I’m talking about using Twitter, very explicitly, as a learning tool. Last month at the Conference on College Composition and Communication, my subfield’s biggest conference and never referred to as anything other than 4 Cs, Twitter took me through more of the conference than I ever could have attended on my own. I “snuck in” different sessions using their hashtags and was able to start conversations about presentations I wasn’t attending with folks who were actually there, and sometimes with presenters, too. (It felt illicit, but there were lots of us doing it!)

Session leaders were tasked with the theme of “Risk and Reward.” Part of the risk of my own session was the number of presenters: six students, including me, presented reflections on a course we had taken with the GC’s Sondra Perl. Called Writing with the Body, the course took us through several different ways of thinking about and doing embodied writing, all circling around the idea of multimodality and digital composition. 

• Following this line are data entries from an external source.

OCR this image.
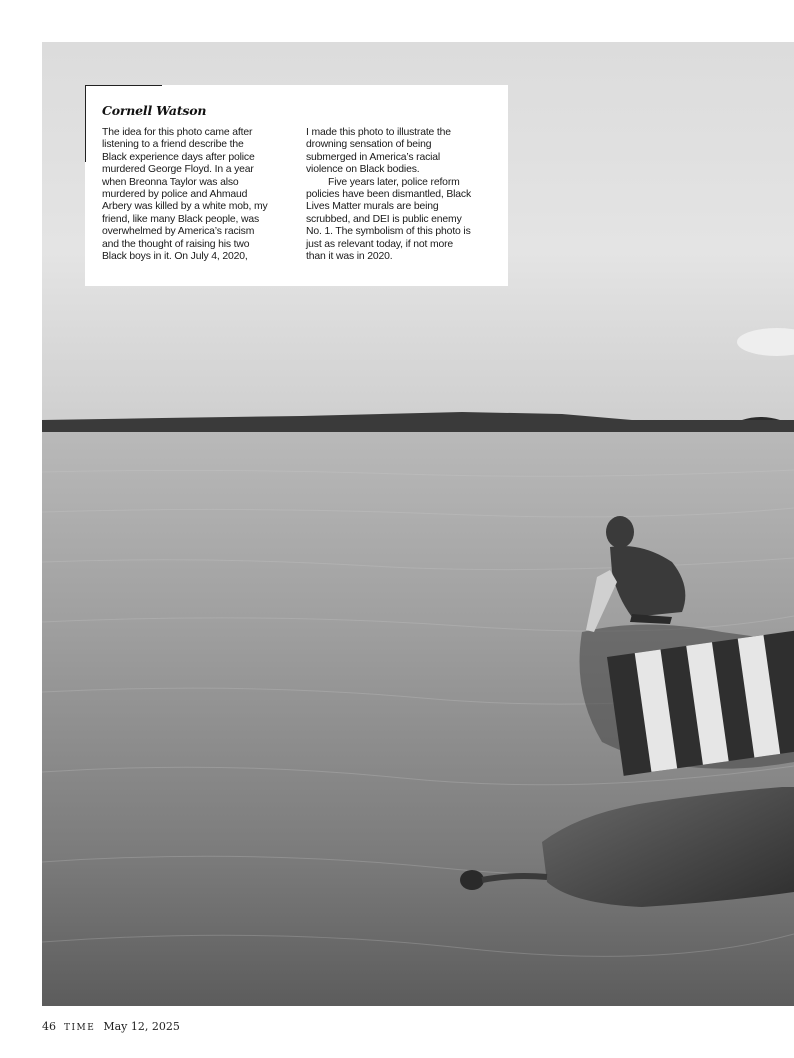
Cornell Watson

The idea for this photo came after listening to a friend describe the Black experience days after police murdered George Floyd. In a year when Breonna Taylor was also murdered by police and Ahmaud Arbery was killed by a white mob, my friend, like many Black people, was overwhelmed by America’s racism and the thought of raising his two Black boys in it. On July 4, 2020,

I made this photo to illustrate the drowning sensation of being submerged in America’s racial violence on Black bodies.

Five years later, police reform policies have been dismantled, Black Lives Matter murals are being scrubbed, and DEI is public enemy No. 1. The symbolism of this photo is just as relevant today, if not more than it was in 2020.

46 TIME May 12, 2025
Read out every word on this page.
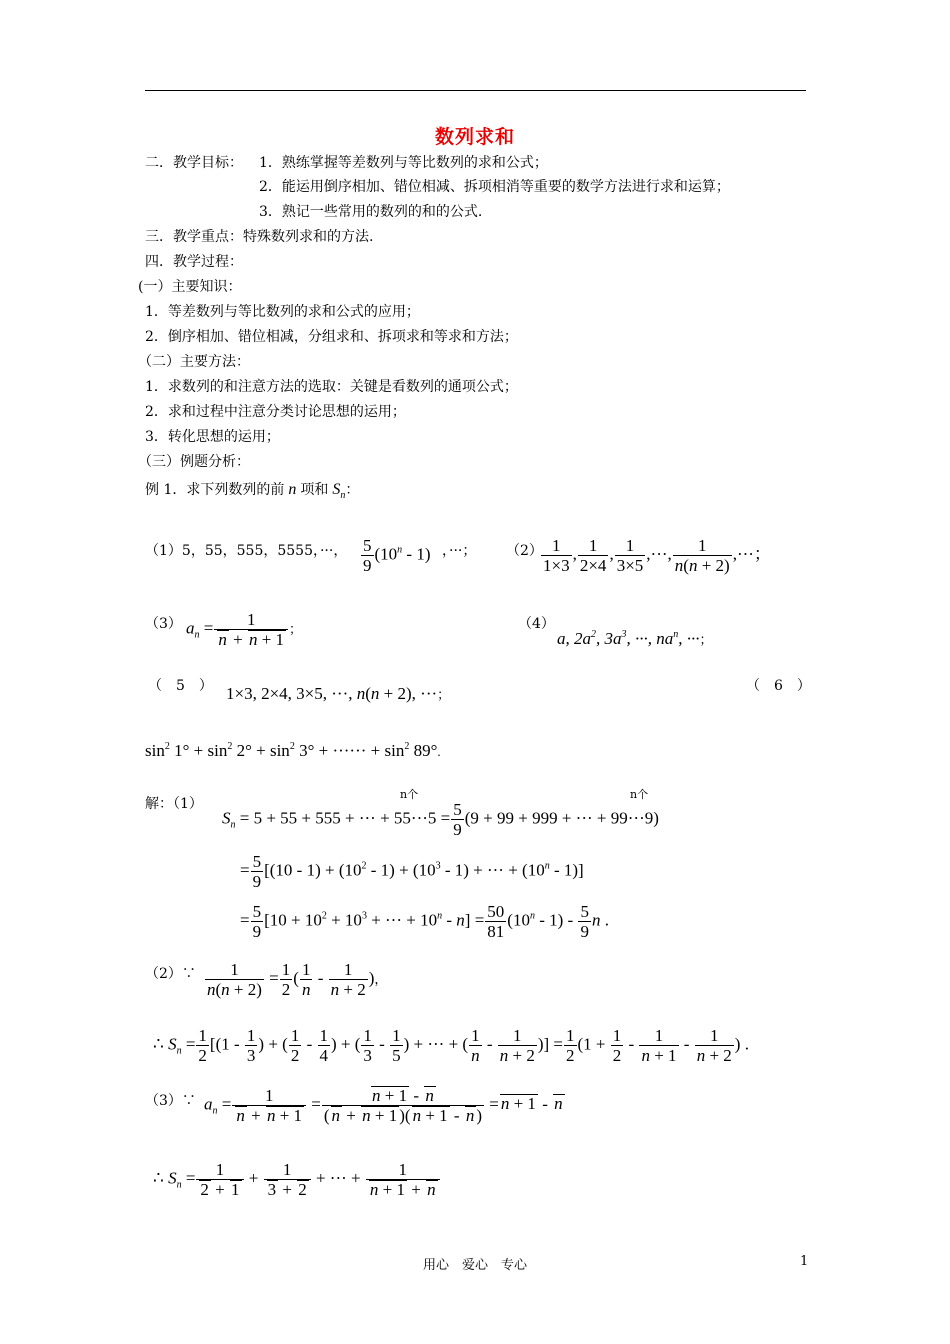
数列求和
二．教学目标： 1．熟练掌握等差数列与等比数列的求和公式；
2．能运用倒序相加、错位相减、拆项相消等重要的数学方法进行求和运算；
3．熟记一些常用的数列的和的公式.
三．教学重点：特殊数列求和的方法.
四．教学过程：
(一）主要知识：
1．等差数列与等比数列的求和公式的应用；
2．倒序相加、错位相减，分组求和、拆项求和等求和方法；
（二）主要方法：
1．求数列的和注意方法的选取：关键是看数列的通项公式；
2．求和过程中注意分类讨论思想的运用；
3．转化思想的运用；
（三）例题分析：
例 1．求下列数列的前 n 项和 $S_n$：
（1）5，55，555，5555，···， $\frac{5}{9} (10^n - 1)$ ，···； （2）
$\frac{1}{1\times 3}$ , $\frac{1}{2\times 4}$ , $\frac{1}{3\times 5}$ ,···, $\frac{1}{n(n + 2)}$ ,···；
（3） $a_n = \frac{1}{n + n + 1}$ ；	（4）
a, $2a^2$, $3a^3$, ···, $na^n$, ···；
（　5　） 1×3, 2×4, 3×5, ···, n(n + 2), ···；
（　6　）
$\sin^2 1^\circ + \sin^2 2^\circ + \sin^2 3^\circ$ + ······ + $\sin^2 89^\circ$.
解：（1）
n个	n个
$S_n = 5 + 55 + 555$ + ··· + $55\cdot\cdot\cdot 5 = \frac{5}{9} (9 + 99 + 999$ + ··· + 99···9)
= $\frac{5}{9} [(10 - 1) + (10^2 - 1) + (10^3 - 1)$ + ··· + $(10^n - 1)$]
= $\frac{5}{9} [10 + 10^2 + 10^3$ + ··· + $10^n - n] = \frac{50}{81} (10^n - 1) - \frac{5}{9}$ n .
（2）∵ $\frac{1}{n(n + 2)} = \frac{1}{2}$ ( $\frac{1}{n} - \frac{1}{n + 2}$ )，
∴ $S_n = \frac{1}{2} [(1 - \frac{1}{3}$ ) + ( $\frac{1}{2} - \frac{1}{4}$ ) + ( $\frac{1}{3} - \frac{1}{5}$ ) + ··· + ( $\frac{1}{n} - \frac{1}{n + 2}$ )] = $\frac{1}{2} (1 + \frac{1}{2} - \frac{1}{n + 1} - \frac{1}{n + 2}$ ) .
（3）∵ $a_n = \frac{1}{n + n + 1} = \frac{n + 1 - n}{( n + n + 1 )( n + 1 - n )} = n + 1 - n$
∴ $S_n = \frac{1}{2 + 1} + \frac{1}{3 + 2}$ + ··· + $\frac{1}{n + 1 + n}$
用心　爱心　专心	1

Part of our project was to involve the audience using Twitter. You can check out what they (and we) came up with here:

https://storify.com/emandersen87/felt-sense-2-0

The use of livetweeting in our session as well as my “sneaking” in other sessions made me think about Twitter as a real time educational space. What would it be like to have students livetweet a class, as some of my colleagues do? How would note taking change if observations were limited to 140 characters? How might students interact with each other differently than in the physical space of the room? The Twitter feed of a class could be read as a map, it seems to me, leading from the space of the room itself (and the discussion itself) outward to other educational spaces, just as my “sneaking” did at Cs.

 

1 Comment

  1. I love this! Thank you. I’ve had students livetweet a class and it is fascinating to then do a Storify and see what things everyone tweeted, what some tweeted in radically different ways. Great way to measure attention.